Earlier this month, Hyatt Hotels made an announcement about the company’s plan of selling its $1.5 billion worth of real estate in the next three years. By doing so, Hyatt would become another major hotel chain in the market that adopts the “asset-light” strategy, allowing the hotel to focus on franchising service with long-term management contracts.
Asset-light vs. asset-recycling strategy
Traditionally, Hyatt was known for its “asset-recycling” strategy. Under its buy-low-and-sell-high “asset-recycling” strategy in real estate, Hyatt owned and managed many properties in the market.
Even though Hyatt has no plan to sell all of its assets at this point, this new asset-light strategy is expected to bring Hyatt large cash flows that can be used in other investments, such as technology, product development and customer loyalty. Additional cash flows will also make it easier for Hyatt to acquire other hotel companies.
Is asset-light a common practice among hotel chains?
In fact, the asset-light strategy is not new in the lodging industry. In the early ’90s, for example, Marriott Corporation had already split its business into two separate publicly-traded companies — Host Marriott Corporation (renamed as Host Hotels & Resorts later), a real estate company; and Marriott International, purely a hotel management firm.
Since then, Marriott International has been focusing on its core business — operations management in hotels, rather than managing assets.

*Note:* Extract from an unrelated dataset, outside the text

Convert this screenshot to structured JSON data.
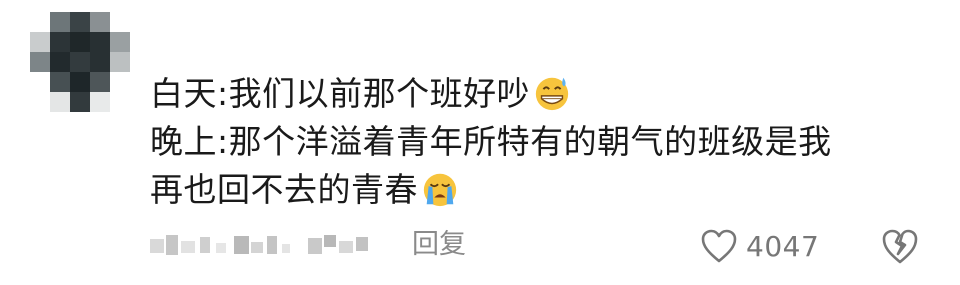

Marriott has experienced a phenomenal growth in the last three decades and in 2016 became the largest hotel chain.
Another good case in point is Hilton Worldwide. Hilton also announced earlier that the company was spinning off its hotel properties into a real estate investment trust, which would be operated as a separate company.
The asset-light strategy turns out to be better for hotel chains. The separation of Marriott Corporation is a good example.
In the ’80s — before Marriott Corporation split into Host Marriott Corporation and Marriott International — Marriott was actually in the real estate business because its focus was on building hotels, then selling the properties for a higher price while maintaining a long-term management contract of the assets.
The company not only had to carry a large amount of debts for the assets, but it also found it difficult to sell hotels when the real estate market deteriorated. The separation of Marriott’s assets from its hotel management business could greatly ease the burden from debts and unsold properties, which almost led to bankruptcy for Marriott.
Additionally, the asset-light strategy allows hotel chains to concentrate on what they are doing best — the business of hotel management. Hotels are able to rapidly expand their business under the model of franchising, where a hotel chain signs a long-term management contract with a property owner as a franchiser.
Then, the franchiser would usually run the hotel business in the property on behalf of the owner. In return, the franchiser collects lucrative income from the hotel business it operates (in other words, the service it provides to the owner), such as a percentage of the revenues, loyalty fees, marketing fees, etc.
In summary, focusing on the growth of franchising business rather than real estate, hotel chains need not carry a large amount of debt. The risks of having unsold assets have also shifted to the property owners. The revenue coming from the franchising service is more predictable and receives less impact from the fluctuating real estate market, making it easier for hotels to plan for other investments.
As hotels are facing tougher competition from OTAs, Airbnb and other room-sharing websites, it seems that more hotels are going to trim down their operations and narrow their focus on hotel management. We have seen more hotels are separating their hotel management business from real estate and even timeshares.
What do you think? Will more hotels sell their assets?